Die Berichte über misshandelte Flüchtlinge in Nordrhein-Westfalen lösen auch im Südwesten Betriebsamkeit aus. Bisher gab es keine solchen Vorfälle, sagt Integrationsministerin Öney. Trotzdem werden die Vorschriften verschärft.

Stuttgart - Die schockierenden Nachrichten über misshandelte Flüchtlinge haben auch die Behörden im Südwesten aufgeschreckt. Gewalttätige Übergriffe in deutschen Flüchtlingsunterkünften? Schlimmer geht es nicht – weder für die Schutzsuchenden, ohnehin oft traumatisierten Menschen, noch für das aufnehmende Land, das sein Ansehen verliert. Im nordrhein-westfälischen Burbach ermittelt die Staatsanwaltschaft gegen sechs Sicherheitsmänner wegen des Verdachts, Flüchtlinge geschlagen und erniedrigt zu haben. Außerdem untersucht die Polizei in Essen den Verdacht der Körperverletzung in einem Flüchtlingsheim. In Baden-Württemberg immerhin sind noch keine vergleichbaren Fälle vorgekommen. Das berichtete Integrationsministerin Bilkay Öney am Montag. Nach dem Besuch eines Wohnheims für syrische Flüchtlinge im Landkreis Biberach sagte die SPD-Politikerin: „Wir sind wie alle anderen auch erschrocken und müssen alles dafür tun, dass sich solche Vorkommnisse nirgendwo wiederholen können.“

 

Der private Dienstleister European Homecare (EHC) aus Essen, der die Notunterkunft in der Burbacher Siegerlandkaserne betreibt, ist auch im Südwesten tätig. Nach Angaben des Integrationsministeriums gilt dies für Karlsruhe, Mannheim, Heidelberg und künftig auch für Meßstetten. Das Unternehmen sei für die „Tagesbetreuung“ zuständig, worunter etwa die Zuweisung der Zimmer zu verstehen ist, die Kleiderausgabe, der Betrieb der Sanitäranlagen oder auch die medizinische Betreuung – nicht aber der Sicherheitsbereich. EHC wurde nach eigenen Angaben 1989 für den Betrieb von Wohnheimen für Asylbewerber und andere Flüchtlinge gegründet. Derzeit unterhält das Unternehmen etwa 40 derartige Einrichtungen. Die Wachleute, denen die Misshandlung von Flüchtlingen vorgeworfen wird, sind bei einem Subunternehmen von EHC beschäftigt.

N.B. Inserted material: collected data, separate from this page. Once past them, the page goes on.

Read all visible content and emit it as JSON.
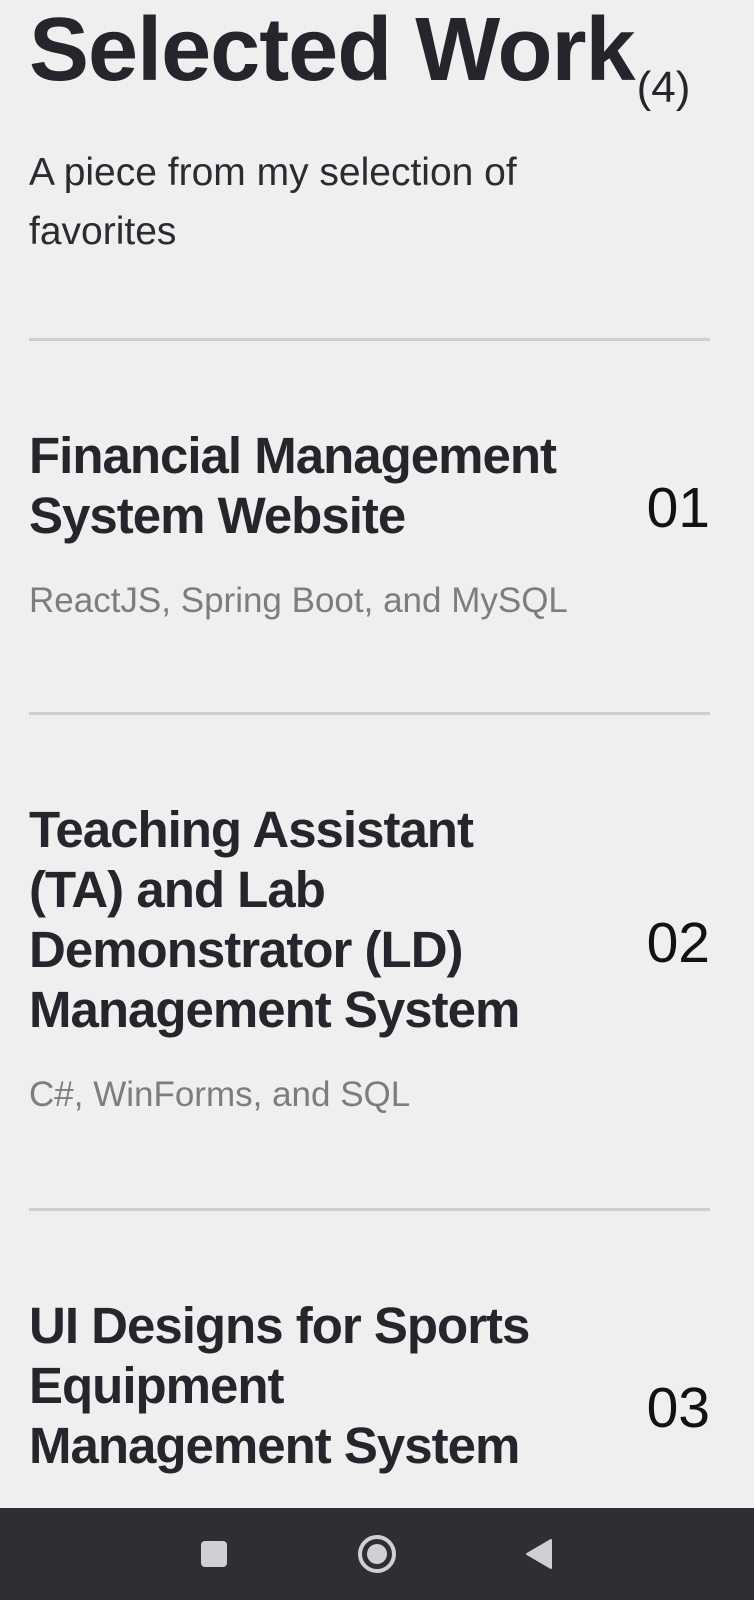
{
  "heading": {
    "title": "Selected Work",
    "count": "(4)"
  },
  "subtitle": "A piece from my selection of favorites",
  "projects": [
    {
      "title": "Financial Management System Website",
      "tech": "ReactJS, Spring Boot, and MySQL",
      "number": "01"
    },
    {
      "title": "Teaching Assistant (TA) and Lab Demonstrator (LD) Management System",
      "tech": "C#, WinForms, and SQL",
      "number": "02"
    },
    {
      "title": "UI Designs for Sports Equipment Management System",
      "number": "03"
    }
  ],
  "navbar": {
    "buttons": [
      {
        "icon": "square-recents-icon"
      },
      {
        "icon": "circle-home-icon"
      },
      {
        "icon": "triangle-back-icon"
      }
    ]
  },
  "colors": {
    "background": "#efefef",
    "heading": "#25262b",
    "muted_text": "#7c7d80",
    "divider": "#cfcfcf",
    "navbar": "#2e2f33",
    "nav_icon": "#d0d0d2"
  }
}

Direkte Verträge mit den Wachdiensten

Im Südwesten liegen die Verhältnisse insofern anders, als das bei der Erstaufnahme der Flüchtlinge federführende Regierungspräsidium Karlsruhe direkt die Verträge mit den Wachdiensten abschließt. „Wir nehmen die aktuellen Vorgänge zum Anlass, von den Mitarbeitern in den Einrichtungen Führungszeugnisse nachzufordern, wo sie noch nicht vorliegen“, sagte ein Behördensprecher. Das ist deshalb von Bedeutung, weil mehrere der Wachleute in Nordrhein-Westfalen in der Vergangenheit bereits auffällig geworden sind. So soll gegen zwei von ihnen wegen Diebstahls, Körperverletzung, Betrugs und Drogendelikten ermittelt worden sein. Nach der Gewerbeordnung kann einem Bewachungsunternehmen die Beschäftigung von Personen verboten werden, wenn diese „die für ihre Tätigkeit erforderliche Zuverlässigkeit nicht besitzen“. Das Regierungspräsidium will die Sicherheitsfirmen auch verpflichten, täglich Berichte über alle relevanten Vorkommnisse vorzulegen. Zudem soll die Polizei die fraglichen Einrichtungen regelmäßig begehen.